According to the latest available data, the percentage of loans that were not being serviced in Greece reached 27.8 per cent in March, amounting to 64 billion euros, from a total of 228 billion euros owed to all Greek banks in business, mortgage and consumer loans over the same period.
Some 80,000 applications have flooded Greece’s justice of the peace courts in the past six months from individuals seeking to ease the terms of their bank loans, with court officials saying that they are assigning hearing dates all the way up to 2025 to deal with the workload.
The number of people trying to restructure their debts as they struggle with the crisis has doubled in comparison to the start of 2013 and is growing proportionally to rising unemployment rates, even though the country’s banks have already reached restructuring agreements with over 800,000 debt holders.

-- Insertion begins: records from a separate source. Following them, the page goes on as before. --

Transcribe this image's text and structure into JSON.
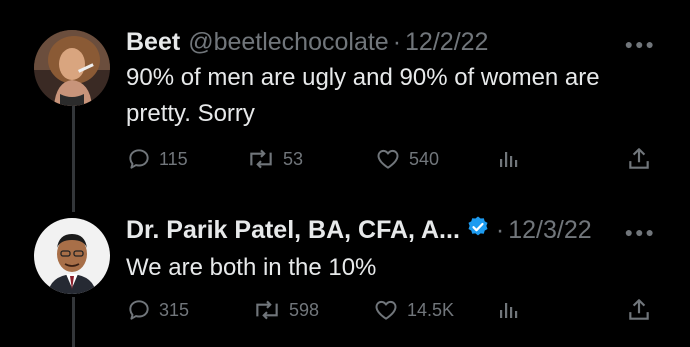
{
  "tweets": [
    {
      "name": "Beet",
      "handle": "@beetlechocolate",
      "separator": "·",
      "date": "12/2/22",
      "text": "90% of men are ugly and 90% of women are pretty. Sorry",
      "verified": false,
      "actions": {
        "replies": "115",
        "retweets": "53",
        "likes": "540"
      }
    },
    {
      "name": "Dr. Parik Patel, BA, CFA, A...",
      "handle": "",
      "separator": "·",
      "date": "12/3/22",
      "text": "We are both in the 10%",
      "verified": true,
      "actions": {
        "replies": "315",
        "retweets": "598",
        "likes": "14.5K"
      }
    }
  ],
  "icons": {
    "more": "more-dots-icon",
    "reply": "reply-icon",
    "retweet": "retweet-icon",
    "like": "heart-icon",
    "views": "views-icon",
    "share": "share-icon",
    "verified": "verified-badge-icon"
  },
  "colors": {
    "background": "#000000",
    "text": "#e7e9ea",
    "muted": "#71767b",
    "verified": "#1d9bf0",
    "thread_line": "#333639"
  }
}
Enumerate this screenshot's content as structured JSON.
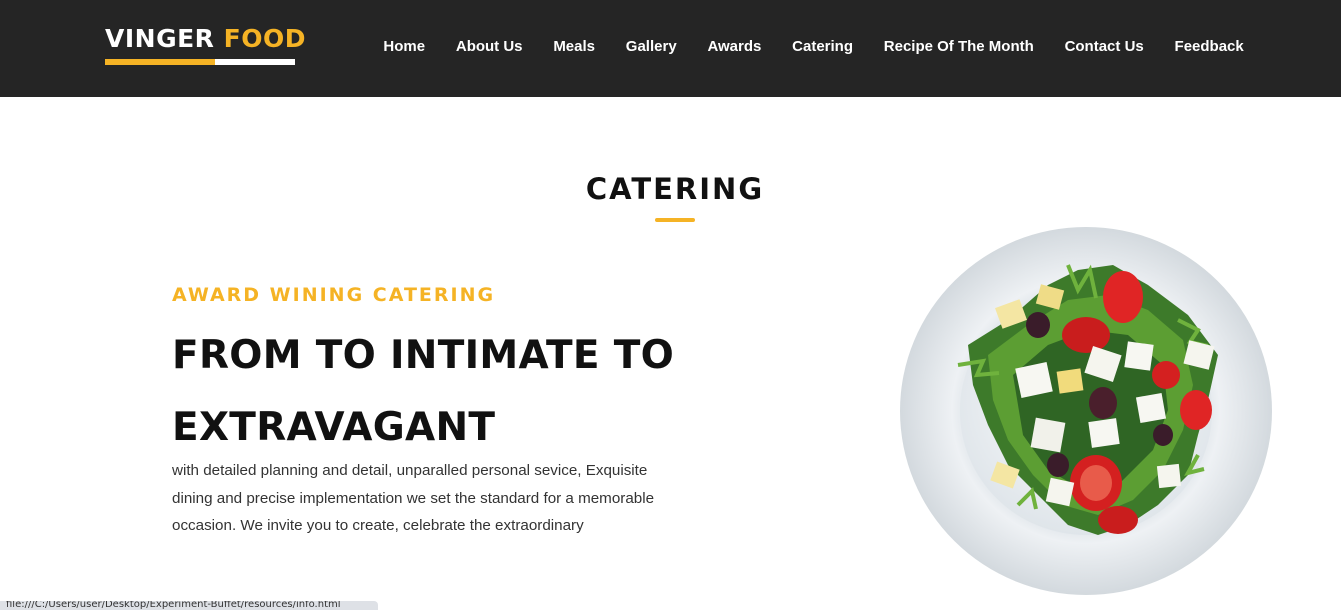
{
  "brand": {
    "word1": "VINGER",
    "word2": "FOOD",
    "accent_color": "#f5b325"
  },
  "nav": {
    "items": [
      {
        "label": "Home"
      },
      {
        "label": "About Us"
      },
      {
        "label": "Meals"
      },
      {
        "label": "Gallery"
      },
      {
        "label": "Awards"
      },
      {
        "label": "Catering"
      },
      {
        "label": "Recipe Of The Month"
      },
      {
        "label": "Contact Us"
      },
      {
        "label": "Feedback"
      }
    ]
  },
  "section": {
    "title": "CATERING",
    "eyebrow": "AWARD WINING CATERING",
    "headline": "FROM TO INTIMATE TO EXTRAVAGANT",
    "body": "with detailed planning and detail, unparalled personal sevice, Exquisite dining and precise implementation we set the standard for a memorable occasion. We invite you to create, celebrate the extraordinary",
    "image": "salad-plate-image"
  },
  "statusbar": {
    "text": "file:///C:/Users/user/Desktop/Experiment-Buffet/resources/info.html"
  }
}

The justice of the peace courts, meanwhile, have already heard 7,600 applications, rejecting 35 per cent of the cases and sending the other 65 per cent to trial.
According to the data compiled for the last evaluation of the Greek economy, banks have restructured some 6 per cent of their total loan portfolios. This represents 13 billion euros’ worth of debts, 45 per cent of which is in the form of business loans, while at the same time write-offs account for 4 billion euros, sending the total amount owed in problematic loans close to 100 billion euros.

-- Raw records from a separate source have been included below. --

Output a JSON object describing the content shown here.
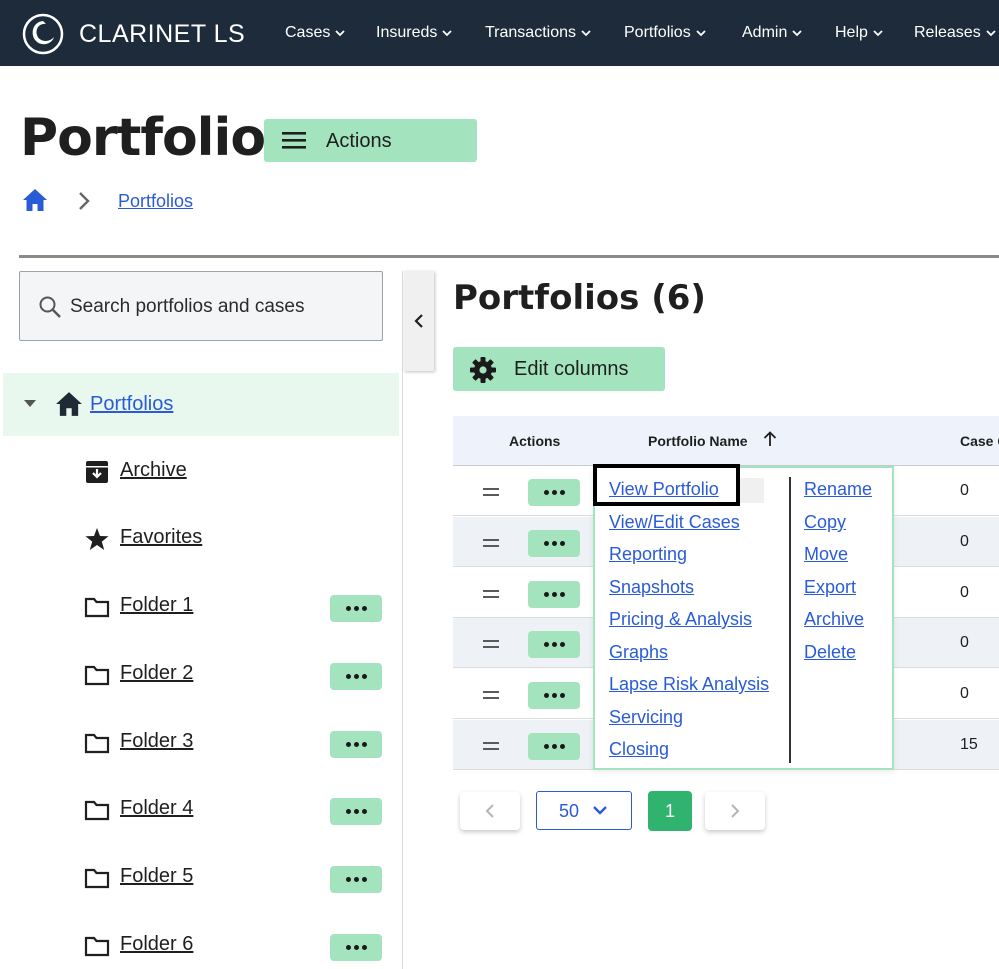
{
  "app": {
    "brand": "CLARINET LS"
  },
  "nav": [
    {
      "label": "Cases"
    },
    {
      "label": "Insureds"
    },
    {
      "label": "Transactions"
    },
    {
      "label": "Portfolios"
    },
    {
      "label": "Admin"
    },
    {
      "label": "Help"
    },
    {
      "label": "Releases"
    }
  ],
  "header": {
    "title": "Portfolios",
    "actions_label": "Actions"
  },
  "breadcrumb": {
    "current": "Portfolios"
  },
  "sidebar": {
    "search_placeholder": "Search portfolios and cases",
    "root": "Portfolios",
    "items": [
      {
        "label": "Archive",
        "icon": "archive-icon"
      },
      {
        "label": "Favorites",
        "icon": "star-icon"
      },
      {
        "label": "Folder 1",
        "icon": "folder-icon"
      },
      {
        "label": "Folder 2",
        "icon": "folder-icon"
      },
      {
        "label": "Folder 3",
        "icon": "folder-icon"
      },
      {
        "label": "Folder 4",
        "icon": "folder-icon"
      },
      {
        "label": "Folder 5",
        "icon": "folder-icon"
      },
      {
        "label": "Folder 6",
        "icon": "folder-icon"
      }
    ]
  },
  "main": {
    "title": "Portfolios (6)",
    "edit_columns_label": "Edit columns",
    "table": {
      "columns": [
        "Actions",
        "Portfolio Name",
        "Case Count"
      ],
      "rows": [
        {
          "count": "0"
        },
        {
          "count": "0"
        },
        {
          "count": "0"
        },
        {
          "count": "0"
        },
        {
          "count": "0"
        },
        {
          "count": "15"
        }
      ]
    },
    "context_menu": {
      "left": [
        "View Portfolio",
        "View/Edit Cases",
        "Reporting",
        "Snapshots",
        "Pricing & Analysis",
        "Graphs",
        "Lapse Risk Analysis",
        "Servicing",
        "Closing"
      ],
      "right": [
        "Rename",
        "Copy",
        "Move",
        "Export",
        "Archive",
        "Delete"
      ]
    },
    "pagination": {
      "page_size": "50",
      "current_page": "1"
    }
  },
  "colors": {
    "topbar": "#1d2b3a",
    "accent_green": "#a3e4bf",
    "link_blue": "#2a5bd7",
    "page_active": "#2fb36e"
  }
}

Bank data shows that by the end of 2012, of the total 1.1 million mortgage loans issued by Greek banks, some 300,000 presented problems in their servicing, while those that are paid regularly dropped from 960,000 in 2011 to 850,000 the following year.
In the consumer credit market, meanwhile, one in 2.5 consumer loans are on shaky ground, and the number of those that are serviced regularly dropped from 2 million at the end of 2011 to 1.7 million at the end of the following year. Likewise, one in five credit cards has two months of overdue payments, while those that have not been paid for three months rose from 465,000 to 610,000 from late 2011 to late 2012.
An examination of the applications submitted by troubled borrowers reveals that one in three has absolutely no assets whatsoever and just two in three have assets, including those with mortgages.